Critics have largely focused on the racialized nature of the new maps, but they also threaten democracy for everyone. What’s the point of elections if there are few real choices on the ballot? Why should voters bother to go to the polls, at least during general elections, if the outcome has already been decided? Sure, even an independent commission drawing up maps based on considerations other than partisan gain will come up with some very red and very blue districts, a reflection of how we’ve sorted ourselves geographically. Under “fair” maps, Lubbock isn’t going to elect a Democrat to Congress, and Austin isn’t going to send a Republican to Congress or the state Senate. But Texas is filled with communities that are mixed—economically, politically, racially, and otherwise. Why shouldn’t both parties have to compete for the votes of variegated, diverse Texas? Why shouldn’t candidates have to appeal to a broad swatch of the populace, rather than their most fervent base supporters?

This brings us back to where we started: with the importance of the primaries. It’s long been a fact of political life in Texas that the GOP primary is the most important election on the calendar. Democrats haven’t won a statewide race in the past 27 years and haven’t controlled either chamber of the Legislature since 2002. The real statewide contests happen in the spring, during the GOP primary, when a tiny sliver of Republican voters gets to pick the state’s governance team. 

Typically, no more than a quarter of the state’s registered voters go to the polls for the primary. On the GOP side, as few as 10 percent participate. When races go to runoffs, the numbers are even lower: In 2014, Lieutenant Governor Dan Patrick and Attorney General Ken Paxton prevailed in an election in which only 5.5 percent of registered voters participated. Ted Cruz won his runoff to take his seat in the U.S. Senate by persuading just 4.8 percent of Texas’s registered voters to give him their vote. And in 2016, the Railroad Commission runoff pitting Wayne Christian against Gary Gates drew just 376,000 voters—a measly 2.6 percent of the state’s registered voters. (That’s just 1.3 percent of the total Texas population!) 

This year is following a similar trend. Through Thursday only 7.25 percent of registered Texans had voted. But, hey, that just means that 93 percent of y’all still have a chance to vote and make your vote count. 

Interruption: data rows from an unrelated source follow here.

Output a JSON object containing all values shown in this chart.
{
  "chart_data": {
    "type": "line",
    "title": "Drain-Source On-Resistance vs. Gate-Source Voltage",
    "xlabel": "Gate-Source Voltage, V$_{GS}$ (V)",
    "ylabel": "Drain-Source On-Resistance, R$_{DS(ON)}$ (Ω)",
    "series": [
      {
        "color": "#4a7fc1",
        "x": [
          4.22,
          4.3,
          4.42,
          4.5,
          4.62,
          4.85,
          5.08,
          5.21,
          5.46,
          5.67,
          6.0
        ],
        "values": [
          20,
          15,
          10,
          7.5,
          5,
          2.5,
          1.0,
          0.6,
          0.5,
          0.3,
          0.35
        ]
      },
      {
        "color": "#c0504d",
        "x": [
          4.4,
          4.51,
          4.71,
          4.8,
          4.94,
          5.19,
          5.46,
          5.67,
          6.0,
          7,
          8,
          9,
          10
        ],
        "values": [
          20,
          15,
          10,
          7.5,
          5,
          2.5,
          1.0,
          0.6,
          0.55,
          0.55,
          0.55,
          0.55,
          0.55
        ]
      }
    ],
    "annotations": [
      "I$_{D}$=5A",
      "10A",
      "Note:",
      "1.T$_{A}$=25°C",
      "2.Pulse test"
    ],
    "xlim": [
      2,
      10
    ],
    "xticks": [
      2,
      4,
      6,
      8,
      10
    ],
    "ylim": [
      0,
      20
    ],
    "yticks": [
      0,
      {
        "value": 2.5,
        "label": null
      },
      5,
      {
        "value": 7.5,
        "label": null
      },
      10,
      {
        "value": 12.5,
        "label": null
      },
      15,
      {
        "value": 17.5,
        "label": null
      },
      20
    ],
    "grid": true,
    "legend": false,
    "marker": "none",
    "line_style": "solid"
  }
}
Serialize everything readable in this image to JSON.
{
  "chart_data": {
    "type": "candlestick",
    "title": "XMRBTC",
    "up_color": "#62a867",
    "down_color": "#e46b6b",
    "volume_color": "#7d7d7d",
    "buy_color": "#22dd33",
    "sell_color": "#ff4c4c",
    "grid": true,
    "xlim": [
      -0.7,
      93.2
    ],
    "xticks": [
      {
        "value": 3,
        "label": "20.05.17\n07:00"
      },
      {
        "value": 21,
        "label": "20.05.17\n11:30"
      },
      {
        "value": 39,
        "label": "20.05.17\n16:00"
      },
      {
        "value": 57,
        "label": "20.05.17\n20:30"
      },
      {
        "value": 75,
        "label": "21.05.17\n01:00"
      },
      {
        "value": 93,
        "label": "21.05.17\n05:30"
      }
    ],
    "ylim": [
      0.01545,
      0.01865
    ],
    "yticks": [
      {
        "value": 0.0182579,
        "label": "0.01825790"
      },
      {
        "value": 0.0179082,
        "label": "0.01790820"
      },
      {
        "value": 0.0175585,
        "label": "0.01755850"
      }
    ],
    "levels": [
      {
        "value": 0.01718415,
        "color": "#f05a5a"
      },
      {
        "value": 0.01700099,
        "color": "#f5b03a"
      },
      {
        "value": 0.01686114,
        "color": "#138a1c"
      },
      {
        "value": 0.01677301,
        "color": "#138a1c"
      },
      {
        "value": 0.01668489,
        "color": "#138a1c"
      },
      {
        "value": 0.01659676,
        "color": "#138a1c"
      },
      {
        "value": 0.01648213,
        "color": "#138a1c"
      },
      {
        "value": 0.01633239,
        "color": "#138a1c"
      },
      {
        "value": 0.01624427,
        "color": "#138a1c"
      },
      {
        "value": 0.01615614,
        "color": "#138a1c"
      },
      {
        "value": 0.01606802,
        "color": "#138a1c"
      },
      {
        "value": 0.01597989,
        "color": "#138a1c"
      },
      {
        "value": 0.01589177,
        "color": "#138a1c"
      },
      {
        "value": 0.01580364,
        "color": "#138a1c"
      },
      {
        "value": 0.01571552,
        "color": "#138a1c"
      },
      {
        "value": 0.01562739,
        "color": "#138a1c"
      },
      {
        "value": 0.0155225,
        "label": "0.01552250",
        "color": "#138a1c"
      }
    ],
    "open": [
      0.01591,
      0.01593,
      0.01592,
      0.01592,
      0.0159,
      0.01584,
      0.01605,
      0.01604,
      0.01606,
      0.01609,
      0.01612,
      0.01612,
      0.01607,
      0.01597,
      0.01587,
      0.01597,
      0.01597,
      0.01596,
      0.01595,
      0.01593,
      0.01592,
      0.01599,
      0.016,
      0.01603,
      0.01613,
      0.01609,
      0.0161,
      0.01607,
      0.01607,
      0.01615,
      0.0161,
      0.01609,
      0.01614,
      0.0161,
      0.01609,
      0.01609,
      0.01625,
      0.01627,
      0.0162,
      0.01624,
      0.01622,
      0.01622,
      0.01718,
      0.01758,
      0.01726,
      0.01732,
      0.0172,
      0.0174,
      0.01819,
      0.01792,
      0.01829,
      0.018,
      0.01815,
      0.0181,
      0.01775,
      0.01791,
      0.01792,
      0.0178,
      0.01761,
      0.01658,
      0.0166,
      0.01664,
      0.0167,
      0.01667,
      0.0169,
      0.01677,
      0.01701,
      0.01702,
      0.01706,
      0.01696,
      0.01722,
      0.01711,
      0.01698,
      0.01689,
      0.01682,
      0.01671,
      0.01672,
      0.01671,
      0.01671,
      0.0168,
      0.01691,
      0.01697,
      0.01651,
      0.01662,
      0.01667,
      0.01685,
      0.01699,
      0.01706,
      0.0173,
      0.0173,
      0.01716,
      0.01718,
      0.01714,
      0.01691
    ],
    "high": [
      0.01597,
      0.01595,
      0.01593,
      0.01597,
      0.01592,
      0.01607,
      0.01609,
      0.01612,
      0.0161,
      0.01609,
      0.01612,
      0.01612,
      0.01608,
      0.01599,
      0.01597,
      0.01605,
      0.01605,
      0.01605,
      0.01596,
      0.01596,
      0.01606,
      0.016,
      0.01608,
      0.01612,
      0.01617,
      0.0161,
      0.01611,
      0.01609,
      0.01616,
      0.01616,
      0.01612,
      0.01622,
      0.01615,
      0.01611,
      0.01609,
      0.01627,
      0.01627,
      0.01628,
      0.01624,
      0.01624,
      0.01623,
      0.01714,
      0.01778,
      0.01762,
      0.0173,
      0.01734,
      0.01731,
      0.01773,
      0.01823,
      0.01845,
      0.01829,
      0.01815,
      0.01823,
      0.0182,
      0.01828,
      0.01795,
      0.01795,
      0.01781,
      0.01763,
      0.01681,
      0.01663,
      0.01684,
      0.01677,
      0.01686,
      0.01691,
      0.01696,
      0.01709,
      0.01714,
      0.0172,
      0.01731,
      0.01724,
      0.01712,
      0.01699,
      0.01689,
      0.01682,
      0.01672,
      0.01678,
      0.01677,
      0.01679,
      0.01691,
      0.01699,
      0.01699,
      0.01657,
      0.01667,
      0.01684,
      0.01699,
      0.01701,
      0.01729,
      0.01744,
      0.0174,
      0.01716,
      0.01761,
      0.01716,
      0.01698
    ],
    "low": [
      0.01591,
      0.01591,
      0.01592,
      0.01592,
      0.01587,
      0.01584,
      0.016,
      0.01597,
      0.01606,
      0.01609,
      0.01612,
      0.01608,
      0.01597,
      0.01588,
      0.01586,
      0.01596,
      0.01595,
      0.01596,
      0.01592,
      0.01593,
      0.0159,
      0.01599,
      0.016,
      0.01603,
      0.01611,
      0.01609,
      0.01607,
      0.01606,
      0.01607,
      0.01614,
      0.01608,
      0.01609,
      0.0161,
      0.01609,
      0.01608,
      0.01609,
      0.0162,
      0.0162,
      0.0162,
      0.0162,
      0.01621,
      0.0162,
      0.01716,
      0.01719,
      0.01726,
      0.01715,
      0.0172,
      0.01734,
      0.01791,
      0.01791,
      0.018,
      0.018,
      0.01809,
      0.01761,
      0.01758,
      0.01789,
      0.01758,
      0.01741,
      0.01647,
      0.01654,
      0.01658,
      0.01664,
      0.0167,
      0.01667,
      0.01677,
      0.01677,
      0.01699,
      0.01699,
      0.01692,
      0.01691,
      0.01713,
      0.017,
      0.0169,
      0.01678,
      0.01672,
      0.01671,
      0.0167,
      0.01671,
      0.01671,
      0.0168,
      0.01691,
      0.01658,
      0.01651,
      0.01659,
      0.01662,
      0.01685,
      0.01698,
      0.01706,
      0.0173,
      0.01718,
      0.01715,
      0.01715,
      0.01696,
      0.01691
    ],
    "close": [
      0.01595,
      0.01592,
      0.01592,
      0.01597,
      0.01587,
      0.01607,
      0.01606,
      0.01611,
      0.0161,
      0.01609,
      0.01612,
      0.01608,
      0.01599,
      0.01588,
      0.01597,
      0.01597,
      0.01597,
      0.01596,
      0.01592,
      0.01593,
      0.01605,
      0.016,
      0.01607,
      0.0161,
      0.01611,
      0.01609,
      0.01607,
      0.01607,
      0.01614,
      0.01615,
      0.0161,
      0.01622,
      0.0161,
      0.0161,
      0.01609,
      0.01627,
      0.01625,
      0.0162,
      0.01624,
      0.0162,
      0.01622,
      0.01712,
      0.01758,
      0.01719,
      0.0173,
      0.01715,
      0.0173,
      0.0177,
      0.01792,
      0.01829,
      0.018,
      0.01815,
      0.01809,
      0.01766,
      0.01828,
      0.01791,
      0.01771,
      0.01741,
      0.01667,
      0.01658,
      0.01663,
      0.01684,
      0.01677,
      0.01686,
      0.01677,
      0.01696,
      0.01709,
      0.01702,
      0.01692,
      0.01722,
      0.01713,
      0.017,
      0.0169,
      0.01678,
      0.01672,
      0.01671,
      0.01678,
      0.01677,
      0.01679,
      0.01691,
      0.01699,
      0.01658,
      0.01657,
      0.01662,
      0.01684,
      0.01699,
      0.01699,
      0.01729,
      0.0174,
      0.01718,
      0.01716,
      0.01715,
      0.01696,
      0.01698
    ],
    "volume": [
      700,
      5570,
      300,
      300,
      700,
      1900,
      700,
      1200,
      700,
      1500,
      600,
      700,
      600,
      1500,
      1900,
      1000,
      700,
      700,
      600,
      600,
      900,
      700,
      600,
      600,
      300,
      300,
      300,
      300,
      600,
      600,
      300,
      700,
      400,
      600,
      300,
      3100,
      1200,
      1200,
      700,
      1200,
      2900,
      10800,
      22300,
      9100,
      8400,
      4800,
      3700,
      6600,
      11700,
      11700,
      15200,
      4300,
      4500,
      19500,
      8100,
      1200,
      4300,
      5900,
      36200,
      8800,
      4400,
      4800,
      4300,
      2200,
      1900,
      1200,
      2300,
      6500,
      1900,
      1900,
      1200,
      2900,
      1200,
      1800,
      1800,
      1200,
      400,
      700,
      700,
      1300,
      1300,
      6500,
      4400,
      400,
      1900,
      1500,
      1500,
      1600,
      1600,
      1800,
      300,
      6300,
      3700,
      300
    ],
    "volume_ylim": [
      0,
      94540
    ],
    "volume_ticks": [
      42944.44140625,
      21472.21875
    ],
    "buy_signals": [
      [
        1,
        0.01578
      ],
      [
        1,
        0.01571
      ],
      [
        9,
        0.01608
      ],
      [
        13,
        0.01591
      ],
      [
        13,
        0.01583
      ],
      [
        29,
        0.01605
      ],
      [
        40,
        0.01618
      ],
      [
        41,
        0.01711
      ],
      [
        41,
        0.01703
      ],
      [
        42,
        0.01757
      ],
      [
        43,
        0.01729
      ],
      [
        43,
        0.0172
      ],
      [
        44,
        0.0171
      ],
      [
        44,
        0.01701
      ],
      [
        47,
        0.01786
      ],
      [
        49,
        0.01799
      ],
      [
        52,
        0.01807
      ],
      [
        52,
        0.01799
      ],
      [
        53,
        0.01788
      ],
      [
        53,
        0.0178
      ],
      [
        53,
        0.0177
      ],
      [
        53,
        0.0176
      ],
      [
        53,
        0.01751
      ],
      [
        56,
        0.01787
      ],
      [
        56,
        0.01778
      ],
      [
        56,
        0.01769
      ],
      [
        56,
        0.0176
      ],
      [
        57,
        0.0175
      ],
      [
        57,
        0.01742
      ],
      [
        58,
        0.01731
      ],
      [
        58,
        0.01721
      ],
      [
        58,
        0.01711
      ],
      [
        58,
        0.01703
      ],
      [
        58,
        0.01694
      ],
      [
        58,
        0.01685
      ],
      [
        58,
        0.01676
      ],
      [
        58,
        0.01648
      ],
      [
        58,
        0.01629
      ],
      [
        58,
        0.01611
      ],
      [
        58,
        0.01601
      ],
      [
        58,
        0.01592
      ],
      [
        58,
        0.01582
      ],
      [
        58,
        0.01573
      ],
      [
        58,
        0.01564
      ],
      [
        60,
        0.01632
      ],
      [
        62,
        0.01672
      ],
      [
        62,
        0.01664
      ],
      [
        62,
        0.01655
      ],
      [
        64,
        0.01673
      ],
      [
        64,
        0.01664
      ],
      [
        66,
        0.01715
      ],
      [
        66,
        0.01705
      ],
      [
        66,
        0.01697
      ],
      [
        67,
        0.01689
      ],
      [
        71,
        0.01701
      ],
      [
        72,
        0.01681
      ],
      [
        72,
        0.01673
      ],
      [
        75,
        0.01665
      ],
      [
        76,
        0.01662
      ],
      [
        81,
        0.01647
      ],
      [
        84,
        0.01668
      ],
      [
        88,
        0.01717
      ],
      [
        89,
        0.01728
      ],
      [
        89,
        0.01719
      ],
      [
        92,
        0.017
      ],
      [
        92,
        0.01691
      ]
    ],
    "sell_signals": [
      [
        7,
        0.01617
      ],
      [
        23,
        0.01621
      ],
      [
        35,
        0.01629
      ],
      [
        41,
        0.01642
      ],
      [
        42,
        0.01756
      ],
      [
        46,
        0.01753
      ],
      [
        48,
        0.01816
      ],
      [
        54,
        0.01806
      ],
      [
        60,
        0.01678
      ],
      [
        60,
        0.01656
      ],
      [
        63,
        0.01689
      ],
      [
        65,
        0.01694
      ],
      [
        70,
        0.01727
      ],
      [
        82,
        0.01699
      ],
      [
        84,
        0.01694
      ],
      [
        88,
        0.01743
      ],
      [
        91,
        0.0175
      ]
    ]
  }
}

There is no shortage of important races. In many congressional districts, there are closely contested primaries. If you live in Northeast Texas’s First Congressional District, you can decide among the four Republicans and four Democrats vying to represent the ultra-conservative district vacated by none other than Louie Gohmert, who, by the way, is one of three Republicans challenging the scandal-generating, forever-under-indictment Texas attorney general Ken Paxton. If you live in the Panhandle, you can decide who will likely replace outgoing moderate-ish Republican Kel Seliger in the Texas Senate. If you’re a Democrat living in the Austin-to–San Antonio Thirty-fifth Congressional District, you can pick among four candidates vying for this deep blue seat, including lefty Austin city councilman Greg Casar and state representative Eddie Rodriguez. If the Railroad Commission is your thing, you have an embarrassment of riches—or is it rich embarrassment—on the Republican side. As my colleague Russell Gold so aptly put it in a headline: “One Candidate Shows Her Breasts. Another Dies Tragically. A Third Is Accused of Graft.”

I could go on, but you get the point. Vote in March to make a difference in November. Early voting ends Friday; election day is Tuesday.